As he spoke, the surrounding crowd suddenly became quiet. “Like every one else here I paid Tk 2.5 lakh to an agency in Dhaka for a job here. The agency said our salary would be $360 per month.”
“I sold our family land to manage the money. But when I came to Tripoli, to my surprise I realised that I had been cheated. Now I am to go home empty handed,” told Atabar.
Others also had the strikingly similar story. The agencies sent thousands of these migrant workers to Libya over the last two years. The whole process was designed by a vicious circle, which the workers firmly believe is backed up by a section of government officials.
“At the Dhaka airport a year ago, just before our group boarded a Biman flight, several people from registered recruiting agencies asked each of us to sign a paper without which, as they told us, our flight would be cancelled,” said Mokhlesur Rahman Mansur from Shahjahanpur, Bogra, adding that the paper stated that the workers would accept any wage offered by their employer in Libya.
Once the group landed in Tripoli, two men named Babul and Sayeed, who were employed by the same agency in Dhaka, received the workers at the airport. The first thing the two did was that they took away the workers’ passports. The group of forty people was then taken to an abandoned warehouse in the suburb of Tripoli and was asked to wait there.
“None of us speaks any language other than Bangla and those two, Babul and Sayeed, threatened us of deportation if we disobeyed them. We became totally helpless in a foreign country,” said Mansur.
Like many at the Choucha camp, Mansur’s group waited and almost starved in that warehouse for two months. “When Babul and Sayeed finally took us to work, we learned that our salary would be paid to them, not to us. They sold us!” Mansur added.
“Every month they used to receive our salaries, which was about 200 Libyan dinars (= $ 220) for each worker in place of the promised $ 360, and deducted half the money for what they claimed food and accommodation. We each received only $ 110 as our wages per month,” said Mansur.
And then again, whatever little money they could save out of their salaries was looted by rebel Libyans when the Bangladeshi workers were fleeing the politically shaken country.
The recruiting agencies the workers were complaining against include Akash Bhraman and Banglar Progoti — both licensed by Bangladesh government.

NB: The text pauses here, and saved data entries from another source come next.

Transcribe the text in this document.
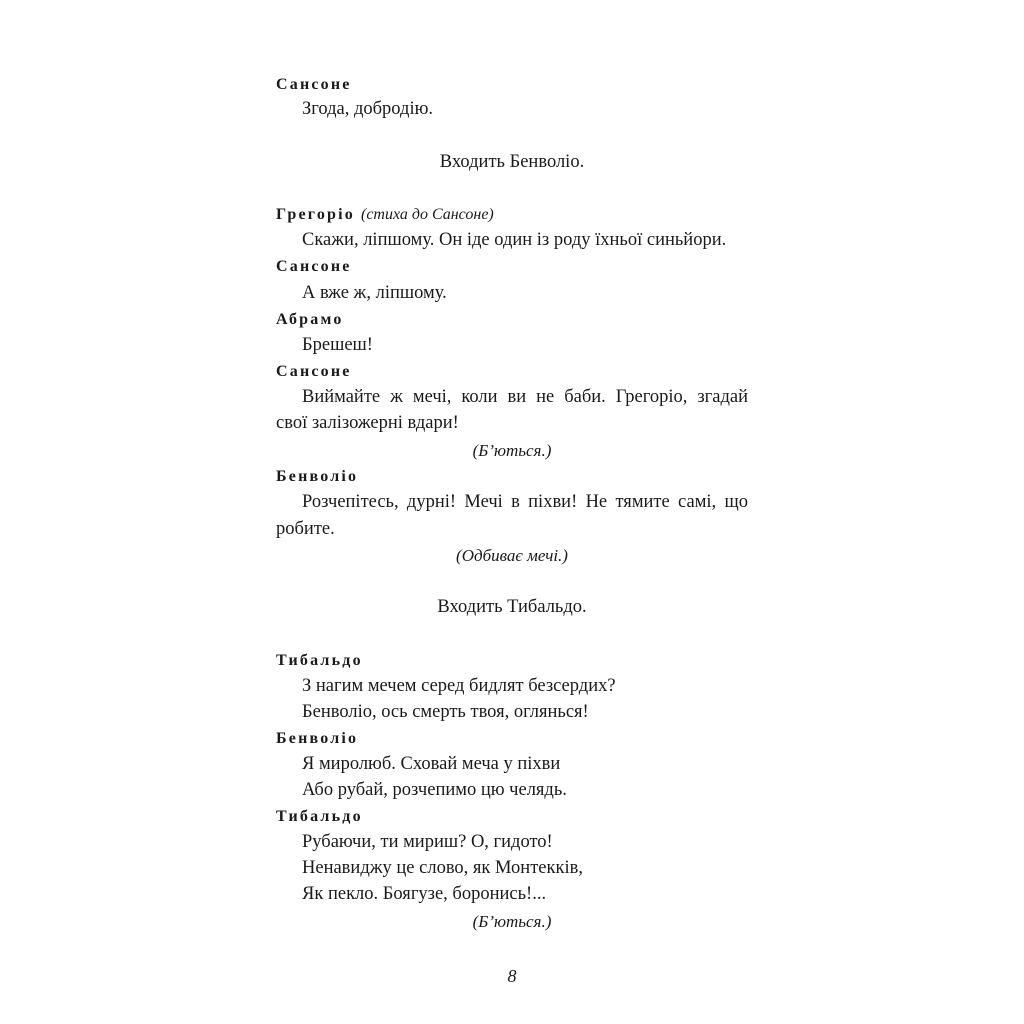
Сансоне
Згода, добродію.
Входить Бенволіо.
Грегоріо (стиха до Сансоне)
Скажи, ліпшому. Он іде один із роду їхньої синьйори.
Сансоне
А вже ж, ліпшому.
Абрамо
Брешеш!
Сансоне
Виймайте ж мечі, коли ви не баби. Грегоріо, згадай
свої залізожерні вдари!
(Б’ються.)
Бенволіо
Розчепітесь, дурні! Мечі в піхви! Не тямите самі, що
робите.
(Одбиває мечі.)
Входить Тибальдо.
Тибальдо
З нагим мечем серед бидлят безсердих?
Бенволіо, ось смерть твоя, оглянься!
Бенволіо
Я миролюб. Сховай меча у піхви
Або рубай, розчепимо цю челядь.
Тибальдо
Рубаючи, ти мириш? О, гидото!
Ненавиджу це слово, як Монтекків,
Як пекло. Боягузе, боронись!...
(Б’ються.)
8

However, none of the stories told by these deceived youths matches the one of 28-year-old Najimuddin, son of Nurul Haque of Feni sadar. He insisted on talking to me as I was walking through Choucha camp yesterday trying to find an UNHCR official.
“I sold my father’s land and mother’s ornaments to hand over Tk 2.7 lakh to Mostafa of Micro Export agency in Naya Paltan for processing my papers for an overseas job,” said Najimuddin tightly holding my arm.
“Three months later, Mostafa called me over the phone and asked me to go to Dhaka to board a plane for Libya. When I reached Dhaka, to my surprise I found that my name in the passport was Gopesh Chandra Nath, son of Umesh Chandra Bhoumik. Mostafa told me that it was the only way if I wanted to go to Libya. He also told me to memorise my new personal details in the passport and learn about Hindu religion and custom in two days,” said Najimuddin.
“I could not share the matter with anyone but I had no choice. I came to Libya as a Hindu where most of my fellow Muslim migrants from Bangladesh in the dormitory and at work treated me differently and made sure that I did not eat beef or share their kitchen utensils, as it is forbidden according to Hindu religion. I could not even say my prayers for the fear of my religion being exposed,” he added.
“It was unbearable and the fear of deportation always haunted me. I will tear that passport as soon as I get home and return to my own identity, an ever poor man,” Najimuddin was still holding my arm as he finished his story. I promised him to write his story.
The thousands of stranded Bangladeshi workers have probably opened a new door for us to look into the system through which they are trafficked, exploited and then abandoned. After all, it is the remittance sent by them that keeps the nation’s backbone upright.